The play is Shakespeare’s usual admixture of modes, for the writing of the money-lender Shylock is garbed not in glass but gabardine. And so the jarring conflict of literary styles creates its own conflict amidst the conflict of the characters. The playwright refuses to allow you to know what to expect.
The greatest Shylock I ever saw was George C. Scott’s in Central Park. He played it as a Lower East Side kike in full oi-vey Hebe accent — which he allowed himself or obliged himself to do because he himself was Jewish. Frank Finlay plays in a lower key, nothing Jewish about him except what he says of himself.
This works well enough — the part is foolproof since its style is always earthy and no one else’s is. So his defeat by glass figurines has its irony in the spectacle of stone shattered by glass. It cannot fail.
The boys of Venice are fraternity boys. Their courtships are swift and lacey. They are based on nothing firmer than rash impulse, their loyalties to one another always a mite stronger to their mates than to their mates.
There’s a truth to engagements in such frivolity of choice. It’s a fairy tale and fairy tales are true.

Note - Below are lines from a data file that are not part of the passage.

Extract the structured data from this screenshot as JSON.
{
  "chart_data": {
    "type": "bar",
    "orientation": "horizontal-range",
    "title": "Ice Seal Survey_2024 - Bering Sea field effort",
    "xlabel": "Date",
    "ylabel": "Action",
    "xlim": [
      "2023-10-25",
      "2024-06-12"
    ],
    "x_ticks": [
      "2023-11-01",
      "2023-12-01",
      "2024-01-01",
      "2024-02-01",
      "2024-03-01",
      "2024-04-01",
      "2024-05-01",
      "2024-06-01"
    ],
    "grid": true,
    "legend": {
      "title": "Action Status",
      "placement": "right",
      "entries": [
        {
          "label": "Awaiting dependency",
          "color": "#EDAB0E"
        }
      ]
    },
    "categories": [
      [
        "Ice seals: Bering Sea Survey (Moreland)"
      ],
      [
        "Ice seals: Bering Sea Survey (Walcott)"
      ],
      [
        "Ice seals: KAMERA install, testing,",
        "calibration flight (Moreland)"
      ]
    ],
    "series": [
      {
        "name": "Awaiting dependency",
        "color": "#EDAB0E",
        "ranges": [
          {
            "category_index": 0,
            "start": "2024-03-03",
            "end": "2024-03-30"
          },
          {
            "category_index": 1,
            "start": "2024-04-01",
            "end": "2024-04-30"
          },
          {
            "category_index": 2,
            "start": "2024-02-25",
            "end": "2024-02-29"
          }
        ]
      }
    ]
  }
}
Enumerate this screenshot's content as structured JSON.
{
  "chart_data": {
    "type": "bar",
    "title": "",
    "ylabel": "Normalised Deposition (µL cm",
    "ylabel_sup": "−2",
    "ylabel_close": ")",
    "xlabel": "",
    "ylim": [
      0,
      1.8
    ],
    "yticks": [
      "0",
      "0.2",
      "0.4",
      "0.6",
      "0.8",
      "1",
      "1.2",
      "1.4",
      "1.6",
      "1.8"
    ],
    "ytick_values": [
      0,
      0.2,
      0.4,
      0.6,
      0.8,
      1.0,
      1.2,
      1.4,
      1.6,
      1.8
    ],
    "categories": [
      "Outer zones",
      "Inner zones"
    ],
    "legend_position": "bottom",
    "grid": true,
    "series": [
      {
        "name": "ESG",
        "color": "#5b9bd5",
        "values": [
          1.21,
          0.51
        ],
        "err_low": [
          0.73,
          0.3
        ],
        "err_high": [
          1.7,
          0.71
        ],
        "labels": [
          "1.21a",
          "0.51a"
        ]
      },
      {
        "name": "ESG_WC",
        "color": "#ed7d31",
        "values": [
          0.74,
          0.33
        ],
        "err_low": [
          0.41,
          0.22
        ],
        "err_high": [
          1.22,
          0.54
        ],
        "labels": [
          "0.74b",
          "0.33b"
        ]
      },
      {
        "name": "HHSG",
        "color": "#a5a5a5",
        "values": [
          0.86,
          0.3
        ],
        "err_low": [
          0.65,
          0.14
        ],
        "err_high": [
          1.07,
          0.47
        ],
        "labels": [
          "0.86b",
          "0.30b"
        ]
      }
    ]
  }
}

Maggie Smith presents Portia as an adherent to ancestral law as, rueful of her duty but loyal to it, she honorably outwaits the fairy-tale plot of the courtship of the three caskets. She plays the great courtroom scene simply and directly. As the millionaire heiress she is made up like a porcelain figurine — which is right for the role — and as the young lawyer in court appears to wear no make-up at all. It’s all done with wigs. It’s a good performance, and she is well-cast for it.
The great duets — the ring duet is rushed — and the “on such a night as this” duet is unclear. Which is too bad, for we want to hear how glass sounds when singing.
But we don’t go to Shakespeare — the most heterogeneous of writers — for perfection. We are in it to endure the mélange of ourselves. So we’d best put up with what we find.